It is common for groups of affiliate companies to record transactions within the group by “book entry” rather than actual transfers of cash. It is also common for one member of an affiliate group to undertake an activity that benefits all of the members of the group without necessarily passing on the cost of such activity. Because these inter-affiliate transactions may have no economic effect on the ultimate owner (as moving money from one’s “left pocket” to one’s “right pocket” would not), oftentimes taxpayers approach these transactions with a degree of casualness. However, a Tax Appeals Tribunal decision from earlier this year, CLM Associates, LLC, DTA No. 826735 (N.Y. Tax App. Trib., Feb. 12, 2018), is a reminder that form matters in such transactions, and that taxpayers should consider the risk that consideration may be deemed to have been paid between affiliates.
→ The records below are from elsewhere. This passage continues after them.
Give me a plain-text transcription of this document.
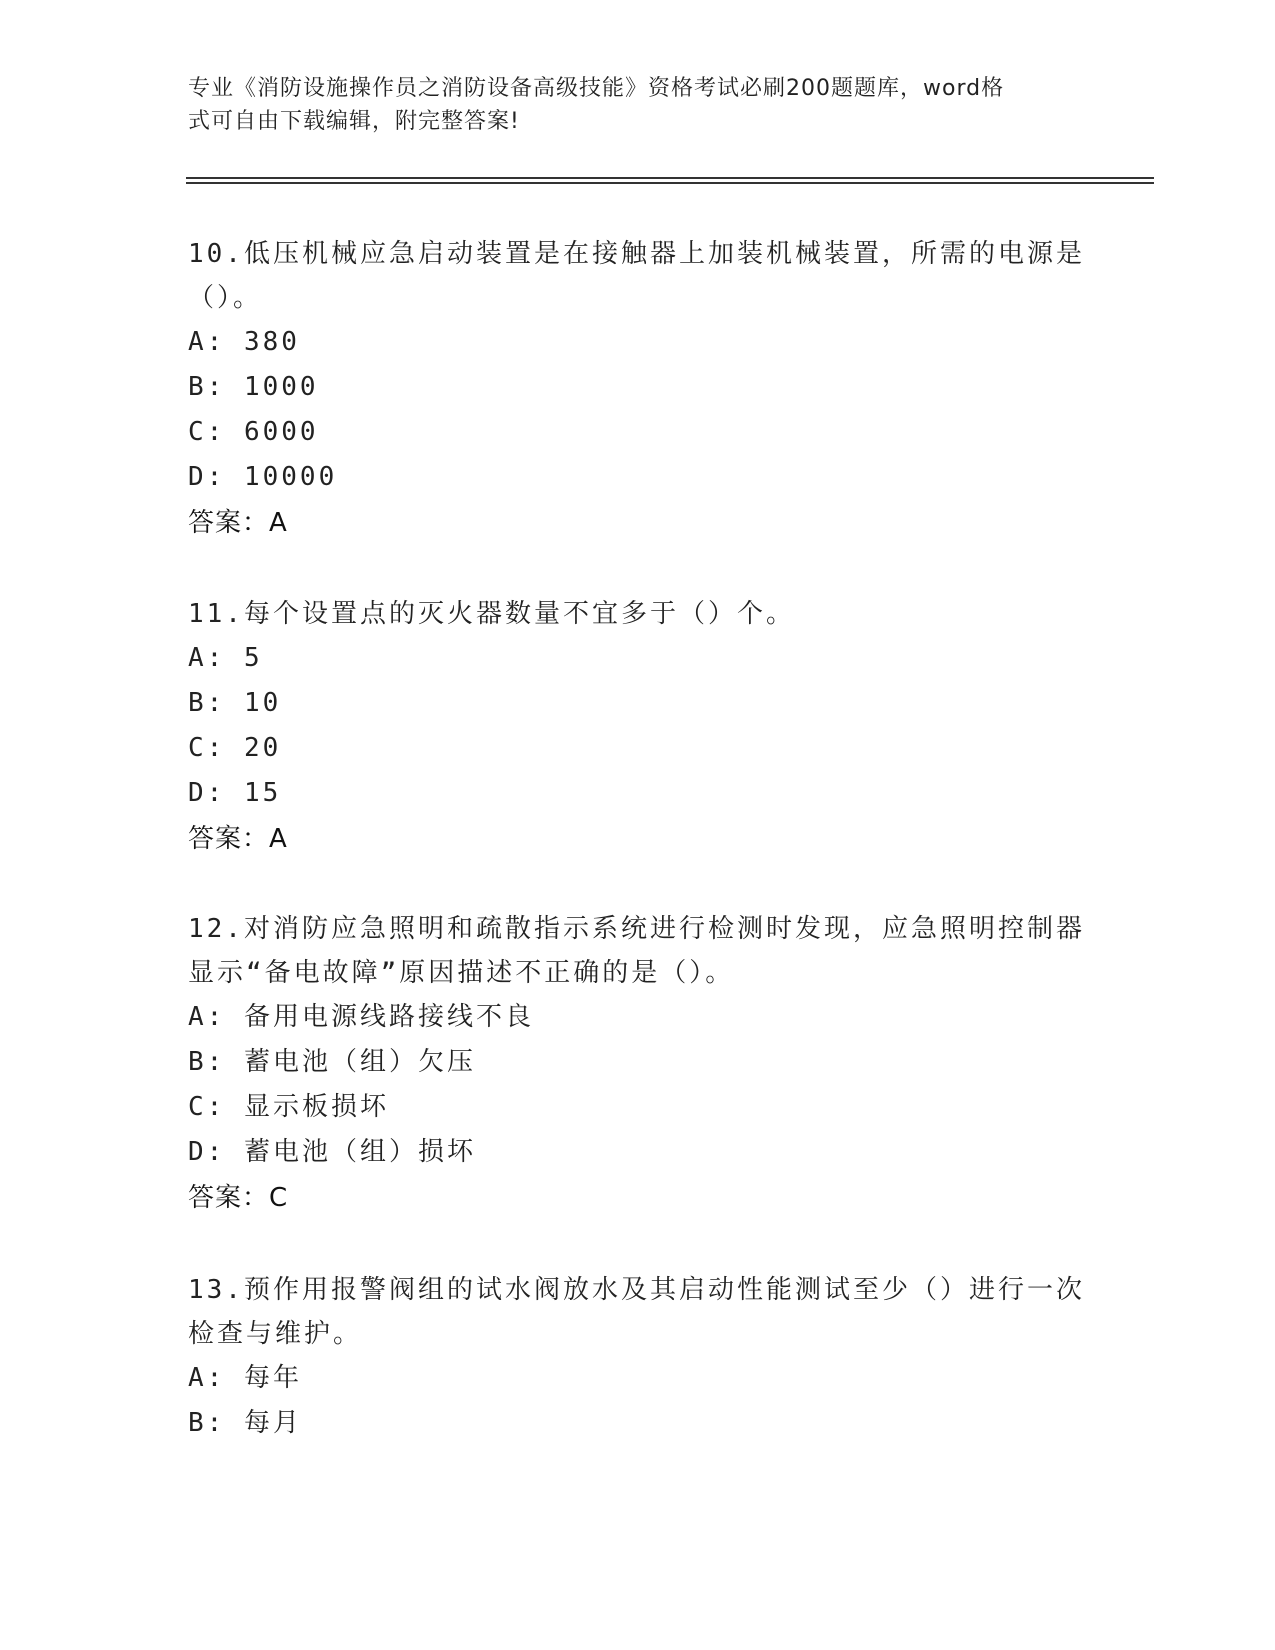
专业《消防设施操作员之消防设备高级技能》资格考试必刷200题题库，word格
式可自由下载编辑，附完整答案!
10.低压机械应急启动装置是在接触器上加装机械装置，所需的电源是
（）。
A: 380
B: 1000
C: 6000
D: 10000
答案：A
11.每个设置点的灭火器数量不宜多于（）个。
A: 5
B: 10
C: 20
D: 15
答案：A
12.对消防应急照明和疏散指示系统进行检测时发现，应急照明控制器
显示“备电故障”原因描述不正确的是（）。
A: 备用电源线路接线不良
B: 蓄电池（组）欠压
C: 显示板损坏
D: 蓄电池（组）损坏
答案：C
13.预作用报警阀组的试水阀放水及其启动性能测试至少（）进行一次
检查与维护。
A: 每年
B: 每月
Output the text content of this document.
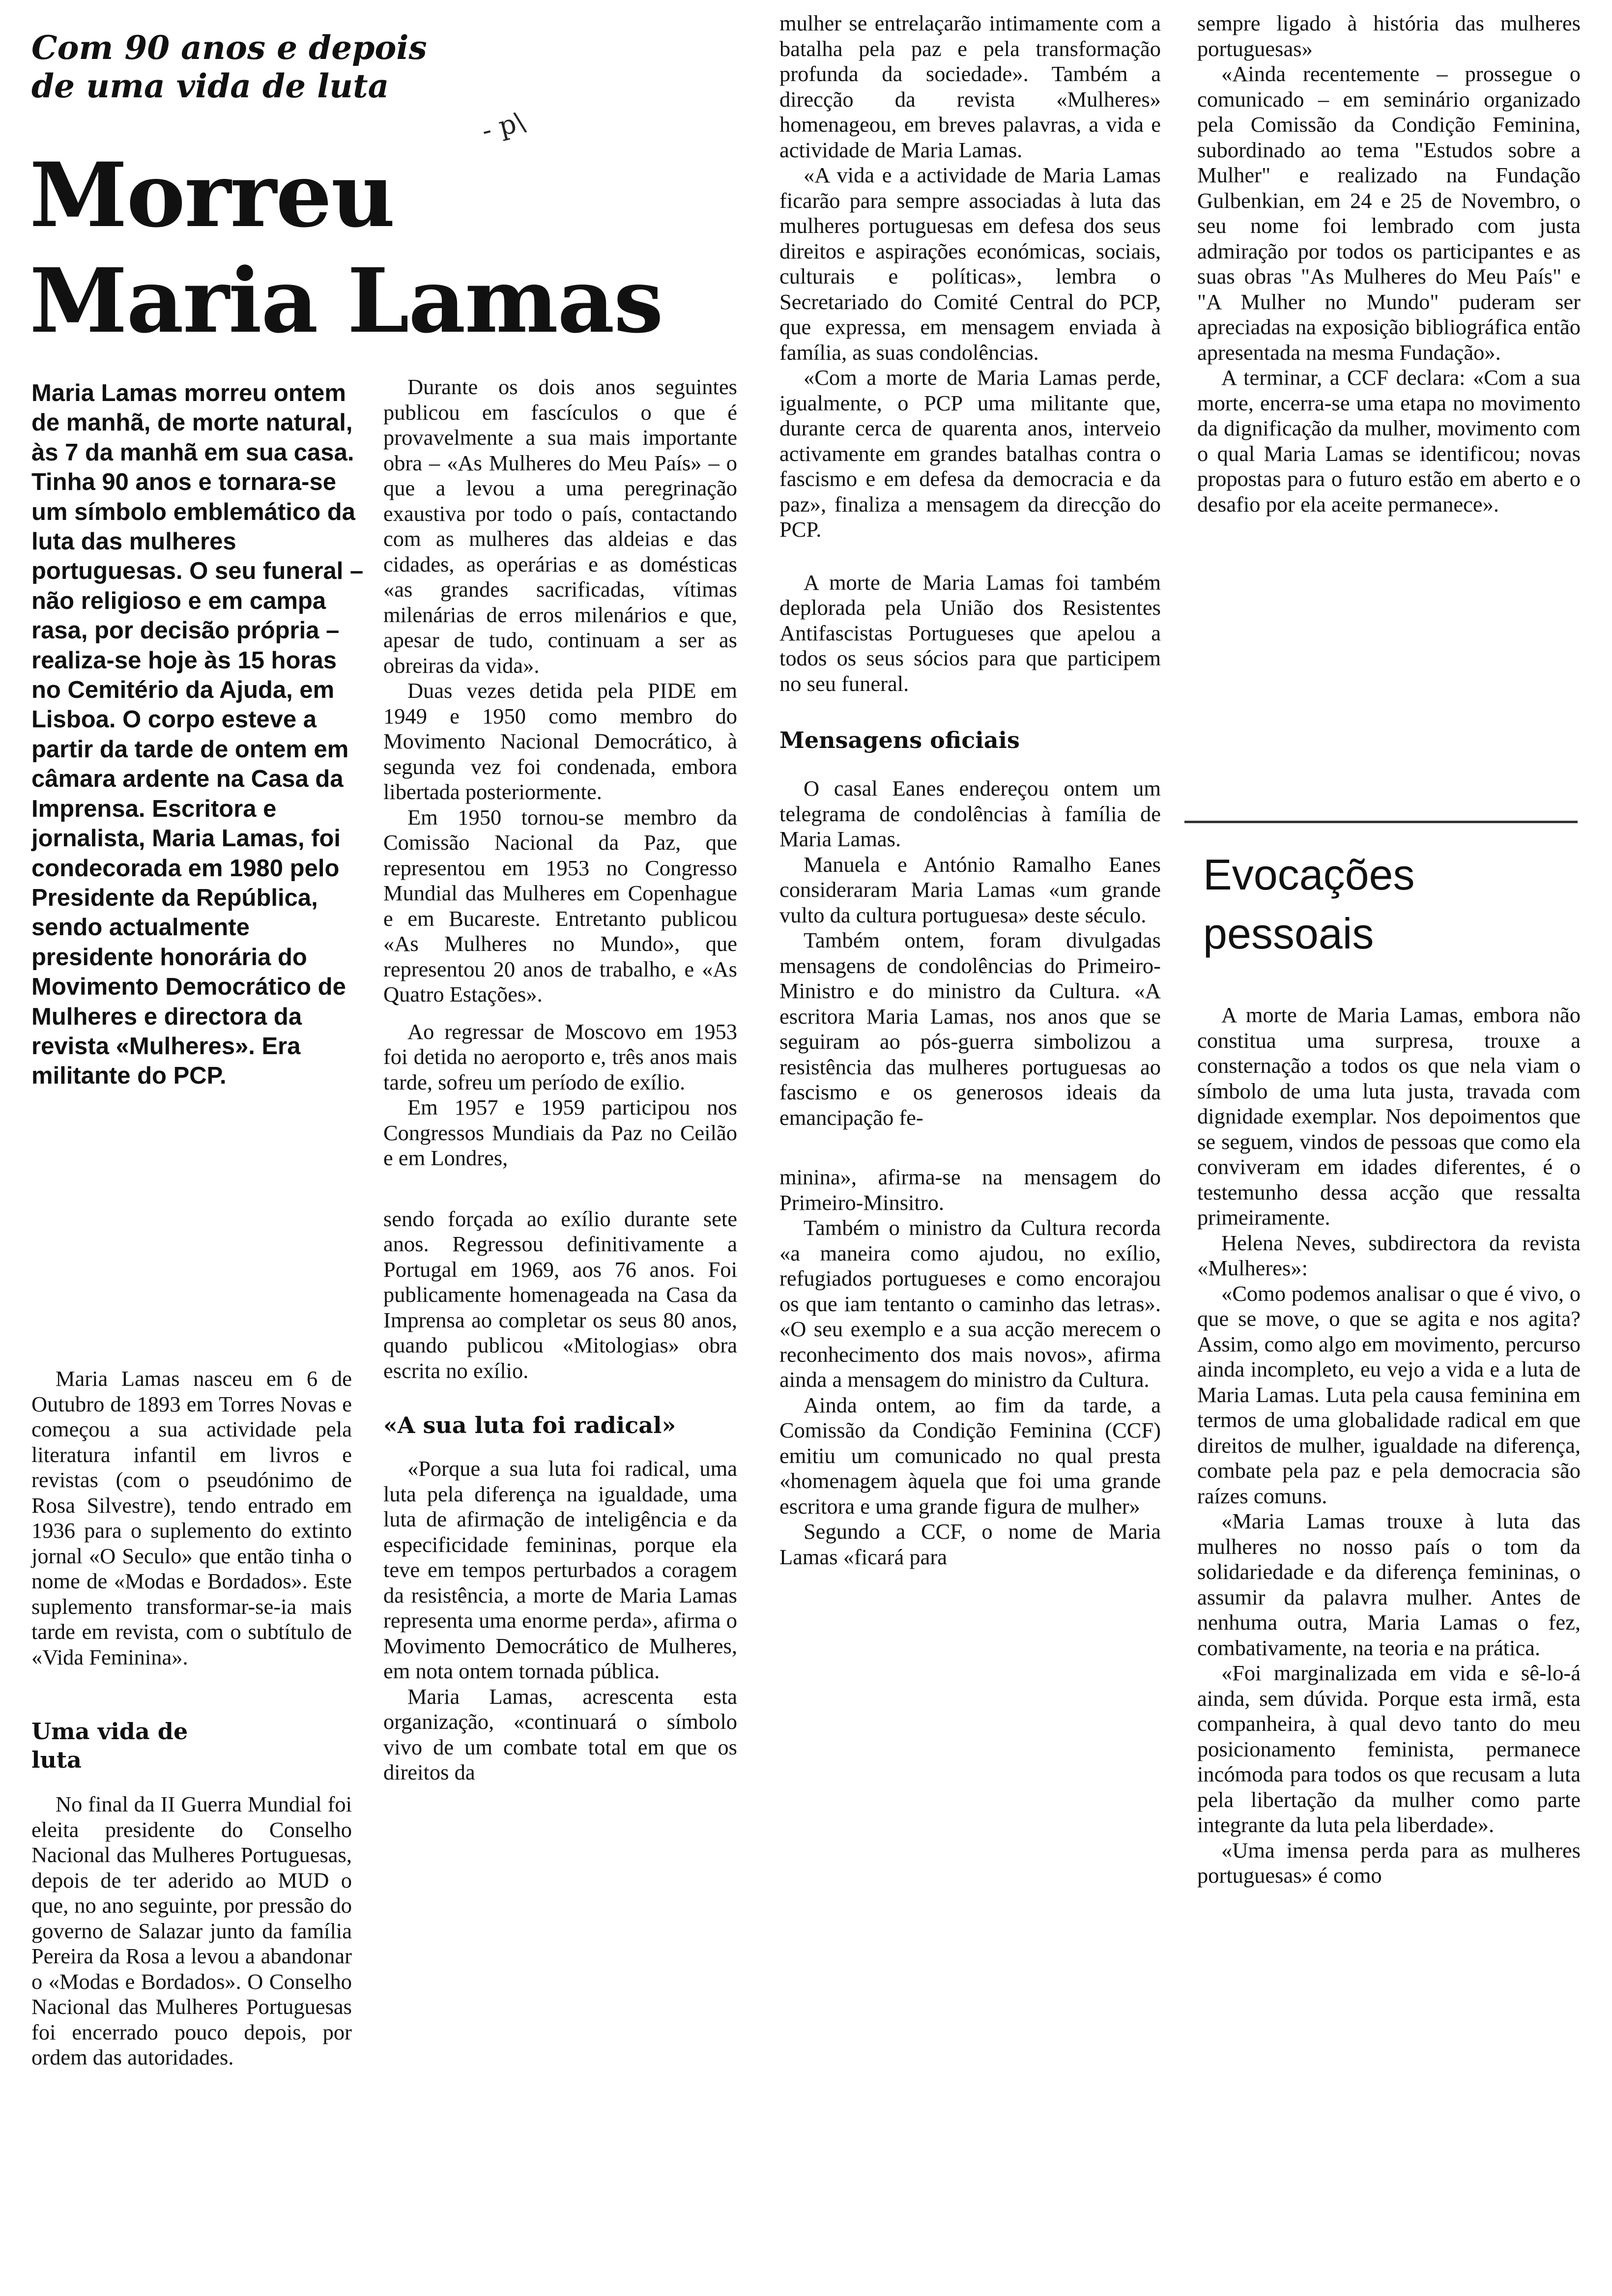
Com 90 anos e depois
de uma vida de luta
- p\
Morreu
Maria Lamas
Maria Lamas morreu ontem de manhã, de morte natural, às 7 da manhã em sua casa. Tinha 90 anos e tornara-se um símbolo emblemático da luta das mulheres portuguesas. O seu funeral – não religioso e em campa rasa, por decisão própria – realiza-se hoje às 15 horas no Cemitério da Ajuda, em Lisboa. O corpo esteve a partir da tarde de ontem em câmara ardente na Casa da Imprensa. Escritora e jornalista, Maria Lamas, foi condecorada em 1980 pelo Presidente da República, sendo actualmente presidente honorária do Movimento Democrático de Mulheres e directora da revista «Mulheres». Era militante do PCP.

Maria Lamas nasceu em 6 de Outubro de 1893 em Torres Novas e começou a sua actividade pela literatura infantil em livros e revistas (com o pseudónimo de Rosa Silvestre), tendo entrado em 1936 para o suplemento do extinto jornal «O Seculo» que então tinha o nome de «Modas e Bordados». Este suplemento transformar-se-ia mais tarde em revista, com o subtítulo de «Vida Feminina».

Uma vida de luta

No final da II Guerra Mundial foi eleita presidente do Conselho Nacional das Mulheres Portuguesas, depois de ter aderido ao MUD o que, no ano seguinte, por pressão do governo de Salazar junto da família Pereira da Rosa a levou a abandonar o «Modas e Bordados». O Conselho Nacional das Mulheres Portuguesas foi encerrado pouco depois, por ordem das autoridades.

Durante os dois anos seguintes publicou em fascículos o que é provavelmente a sua mais importante obra – «As Mulheres do Meu País» – o que a levou a uma peregrinação exaustiva por todo o país, contactando com as mulheres das aldeias e das cidades, as operárias e as domésticas «as grandes sacrificadas, vítimas milenárias de erros milenários e que, apesar de tudo, continuam a ser as obreiras da vida».

Duas vezes detida pela PIDE em 1949 e 1950 como membro do Movimento Nacional Democrático, à segunda vez foi condenada, embora libertada posteriormente.

Em 1950 tornou-se membro da Comissão Nacional da Paz, que representou em 1953 no Congresso Mundial das Mulheres em Copenhague e em Bucareste. Entretanto publicou «As Mulheres no Mundo», que representou 20 anos de trabalho, e «As Quatro Estações».

Ao regressar de Moscovo em 1953 foi detida no aeroporto e, três anos mais tarde, sofreu um período de exílio.

Em 1957 e 1959 participou nos Congressos Mundiais da Paz no Ceilão e em Londres,

sendo forçada ao exílio durante sete anos. Regressou definitivamente a Portugal em 1969, aos 76 anos. Foi publicamente homenageada na Casa da Imprensa ao completar os seus 80 anos, quando publicou «Mitologias» obra escrita no exílio.

«A sua luta foi radical»

«Porque a sua luta foi radical, uma luta pela diferença na igualdade, uma luta de afirmação de inteligência e da especificidade femininas, porque ela teve em tempos perturbados a coragem da resistência, a morte de Maria Lamas representa uma enorme perda», afirma o Movimento Democrático de Mulheres, em nota ontem tornada pública.

Maria Lamas, acrescenta esta organização, «continuará o símbolo vivo de um combate total em que os direitos da

mulher se entrelaçarão intimamente com a batalha pela paz e pela transformação profunda da sociedade». Também a direcção da revista «Mulheres» homenageou, em breves palavras, a vida e actividade de Maria Lamas.

«A vida e a actividade de Maria Lamas ficarão para sempre associadas à luta das mulheres portuguesas em defesa dos seus direitos e aspirações económicas, sociais, culturais e políticas», lembra o Secretariado do Comité Central do PCP, que expressa, em mensagem enviada à família, as suas condolências.

«Com a morte de Maria Lamas perde, igualmente, o PCP uma militante que, durante cerca de quarenta anos, interveio activamente em grandes batalhas contra o fascismo e em defesa da democracia e da paz», finaliza a mensagem da direcção do PCP.

A morte de Maria Lamas foi também deplorada pela União dos Resistentes Antifascistas Portugueses que apelou a todos os seus sócios para que participem no seu funeral.

Mensagens oficiais

O casal Eanes endereçou ontem um telegrama de condolências à família de Maria Lamas.

Manuela e António Ramalho Eanes consideraram Maria Lamas «um grande vulto da cultura portuguesa» deste século.

Também ontem, foram divulgadas mensagens de condolências do Primeiro-Ministro e do ministro da Cultura. «A escritora Maria Lamas, nos anos que se seguiram ao pós-guerra simbolizou a resistência das mulheres portuguesas ao fascismo e os generosos ideais da emancipação fe-

minina», afirma-se na mensagem do Primeiro-Minsitro.

Também o ministro da Cultura recorda «a maneira como ajudou, no exílio, refugiados portugueses e como encorajou os que iam tentanto o caminho das letras». «O seu exemplo e a sua acção merecem o reconhecimento dos mais novos», afirma ainda a mensagem do ministro da Cultura.

Ainda ontem, ao fim da tarde, a Comissão da Condição Feminina (CCF) emitiu um comunicado no qual presta «homenagem àquela que foi uma grande escritora e uma grande figura de mulher»

Segundo a CCF, o nome de Maria Lamas «ficará para

sempre ligado à história das mulheres portuguesas»

«Ainda recentemente – prossegue o comunicado – em seminário organizado pela Comissão da Condição Feminina, subordinado ao tema "Estudos sobre a Mulher" e realizado na Fundação Gulbenkian, em 24 e 25 de Novembro, o seu nome foi lembrado com justa admiração por todos os participantes e as suas obras "As Mulheres do Meu País" e "A Mulher no Mundo" puderam ser apreciadas na exposição bibliográfica então apresentada na mesma Fundação».

A terminar, a CCF declara: «Com a sua morte, encerra-se uma etapa no movimento da dignificação da mulher, movimento com o qual Maria Lamas se identificou; novas propostas para o futuro estão em aberto e o desafio por ela aceite permanece».

Evocações pessoais

A morte de Maria Lamas, embora não constitua uma surpresa, trouxe a consternação a todos os que nela viam o símbolo de uma luta justa, travada com dignidade exemplar. Nos depoimentos que se seguem, vindos de pessoas que como ela conviveram em idades diferentes, é o testemunho dessa acção que ressalta primeiramente.

Helena Neves, subdirectora da revista «Mulheres»:

«Como podemos analisar o que é vivo, o que se move, o que se agita e nos agita? Assim, como algo em movimento, percurso ainda incompleto, eu vejo a vida e a luta de Maria Lamas. Luta pela causa feminina em termos de uma globalidade radical em que direitos de mulher, igualdade na diferença, combate pela paz e pela democracia são raízes comuns.

«Maria Lamas trouxe à luta das mulheres no nosso país o tom da solidariedade e da diferença femininas, o assumir da palavra mulher. Antes de nenhuma outra, Maria Lamas o fez, combativamente, na teoria e na prática.

«Foi marginalizada em vida e sê-lo-á ainda, sem dúvida. Porque esta irmã, esta companheira, à qual devo tanto do meu posicionamento feminista, permanece incómoda para todos os que recusam a luta pela libertação da mulher como parte integrante da luta pela liberdade».

«Uma imensa perda para as mulheres portuguesas» é como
The case concerned “an automotive sales and service group” known as “Premier.” Premier had 12 wholly owned subsidiaries: “CLM” (the petitioner in the case) and 11 car dealerships. CLM was not a dealership, but, rather the “administrative” entity for the Premier group, providing “accounting, [HR], record retention, [IT,] and marketing” functions for all other members of the group. All 12 subsidiaries were disregarded as entities separate from Premier, and, therefore all of the entities were considered a single taxpayer for Federal income tax purposes. As a result, transactions between any of the group members are ignored for Federal income tax purposes.